ConsistentEE: A Consistent and Hardness-Guided Early Exiting Method for Accelerating Language Models Inference
Ziqian Zeng*, Yihuai Hong*, Huiping Zhuang, Cen Chen, HongLiang Dai
AAAI 2024 Main Track
- We propose an early exiting method that can achieve consistency during training and inference by formulating the early exiting problem as a reinforcement learning problem.
- We propose a concept named Memorized Layer to measure the hardness of an instance. We incorporate it into the reward function to allow an instance to balance the accuracy and acceleration depending on individual hardness.
- The experimental results show that our method can outperform other baselines on natural language understanding and generation tasks.
📖 Educations
- 2020.09 - 2024.06, Bachelor of Engineering, School of Computer Science and Engineering, South China University of Technology
💻 Internships
- 2024.07 - present, Research Intern in University of Toronto, Supervisor: Prof. Zhijin Jin, Canada(Remote).
- 2024.09 - present, Research Intern in Alibaba DAMO Academy, Supervisor: Dr. Lidong Bing and Dr. Wenxuan Zhang, Hangzhou, China.
- 2024.02 - 2024.08, Research Intern in Tel Aviv University, Supervisor: Prof. Mor Geva, Israel(Remote).
- 2023.11 - 2024.02, Research Intern in China International Digital Economy Academy, Supervisor: Prof. Haiqin Yang, Shenzhen, China.
- 2023.06 - 2023.12, Research Intern in UCL AI Centre & Web Intelligence Group, Supervisor: Prof. Aldo Lipani, United Kingdom.
- 2022.06 - 2023.08, Research Intern in South China University of Technology, Supervisor: Prof. Ziqian Zeng, Guangzhou, China.
🎖 Honors and Awards
- 2023.12 AAAI-24 Student Scholarship
- 2023.11 Top Ten Excellent Students Nomination Award of South China University of Technology
- 2023.09 China National Scholarship (top 0.1%)
- 2023.05 Meritorious Winner of The Mathematical Contest in Modeling (MCM)

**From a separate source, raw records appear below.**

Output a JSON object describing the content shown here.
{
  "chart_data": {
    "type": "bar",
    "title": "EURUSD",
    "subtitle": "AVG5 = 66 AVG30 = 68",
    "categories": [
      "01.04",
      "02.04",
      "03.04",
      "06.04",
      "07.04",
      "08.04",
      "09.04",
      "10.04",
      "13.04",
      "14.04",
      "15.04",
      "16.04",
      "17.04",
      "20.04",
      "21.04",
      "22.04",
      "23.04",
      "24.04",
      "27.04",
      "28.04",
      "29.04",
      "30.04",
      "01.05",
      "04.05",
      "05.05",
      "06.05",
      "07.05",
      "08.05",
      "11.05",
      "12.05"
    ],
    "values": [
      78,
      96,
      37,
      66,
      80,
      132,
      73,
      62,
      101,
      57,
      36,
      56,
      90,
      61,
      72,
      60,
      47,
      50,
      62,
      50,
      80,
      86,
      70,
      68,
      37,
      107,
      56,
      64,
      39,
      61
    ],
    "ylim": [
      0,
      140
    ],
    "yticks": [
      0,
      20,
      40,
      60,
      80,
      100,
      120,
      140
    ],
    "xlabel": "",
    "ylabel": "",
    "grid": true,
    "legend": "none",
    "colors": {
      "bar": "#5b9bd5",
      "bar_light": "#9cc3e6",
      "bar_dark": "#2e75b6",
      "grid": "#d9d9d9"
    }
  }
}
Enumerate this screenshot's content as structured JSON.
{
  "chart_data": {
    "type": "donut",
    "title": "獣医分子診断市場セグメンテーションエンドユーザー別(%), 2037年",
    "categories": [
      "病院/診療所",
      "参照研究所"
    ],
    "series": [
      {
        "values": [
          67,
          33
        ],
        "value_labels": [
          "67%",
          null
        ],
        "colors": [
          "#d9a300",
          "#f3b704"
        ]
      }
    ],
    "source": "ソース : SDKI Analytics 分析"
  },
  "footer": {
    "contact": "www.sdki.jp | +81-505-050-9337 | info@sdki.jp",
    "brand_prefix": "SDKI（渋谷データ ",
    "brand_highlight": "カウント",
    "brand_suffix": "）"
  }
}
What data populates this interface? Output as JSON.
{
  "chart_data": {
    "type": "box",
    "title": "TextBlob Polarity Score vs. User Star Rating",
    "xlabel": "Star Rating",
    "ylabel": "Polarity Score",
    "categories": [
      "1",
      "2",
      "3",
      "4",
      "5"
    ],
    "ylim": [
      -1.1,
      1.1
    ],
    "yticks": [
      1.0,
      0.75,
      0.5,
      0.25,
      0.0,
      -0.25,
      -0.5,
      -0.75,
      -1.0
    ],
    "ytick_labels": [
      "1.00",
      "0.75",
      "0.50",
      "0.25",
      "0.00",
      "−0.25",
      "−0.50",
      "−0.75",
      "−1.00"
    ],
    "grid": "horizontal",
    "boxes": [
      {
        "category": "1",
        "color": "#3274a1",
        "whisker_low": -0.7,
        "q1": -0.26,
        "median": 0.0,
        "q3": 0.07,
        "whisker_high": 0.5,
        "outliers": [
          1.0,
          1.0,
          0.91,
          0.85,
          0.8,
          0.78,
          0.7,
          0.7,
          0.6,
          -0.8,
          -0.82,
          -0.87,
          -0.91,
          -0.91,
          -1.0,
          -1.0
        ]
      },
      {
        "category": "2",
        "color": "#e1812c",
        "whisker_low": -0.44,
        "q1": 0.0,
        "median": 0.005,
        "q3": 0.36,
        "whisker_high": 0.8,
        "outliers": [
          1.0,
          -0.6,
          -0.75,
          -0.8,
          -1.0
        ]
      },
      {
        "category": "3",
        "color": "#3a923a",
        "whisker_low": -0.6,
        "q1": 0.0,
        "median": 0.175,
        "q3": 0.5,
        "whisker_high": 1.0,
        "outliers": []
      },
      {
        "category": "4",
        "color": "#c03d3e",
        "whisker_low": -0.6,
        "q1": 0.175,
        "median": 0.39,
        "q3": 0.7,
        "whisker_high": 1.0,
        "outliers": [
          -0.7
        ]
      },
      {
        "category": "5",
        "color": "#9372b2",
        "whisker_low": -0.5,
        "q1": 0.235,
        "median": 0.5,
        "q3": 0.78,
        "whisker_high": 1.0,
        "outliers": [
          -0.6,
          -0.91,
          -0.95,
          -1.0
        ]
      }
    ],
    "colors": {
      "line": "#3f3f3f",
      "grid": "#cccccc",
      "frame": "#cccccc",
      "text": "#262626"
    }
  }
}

- 2021.07 Kaggle Silver medal (Top 5%) - CommonLit Readability Prize: Rate the complexity of literary passages for grades 3-12 classroom use Kaggle
- 2022.03 Kaggle Bronze medal (Top 6%) - Evaluating Student Writing: Analyze argumentative writing elements from students grades 6-12
🙋♂️ Academic Services
- Program Committee: ICLR (2025), AAAI (2024), ACL ARR (Feb. 2024 - June. 2024)
📚 Patents
- 2022.09 Self-supervised pre-training method, system and medium for Chinese Pinyin spelling correction.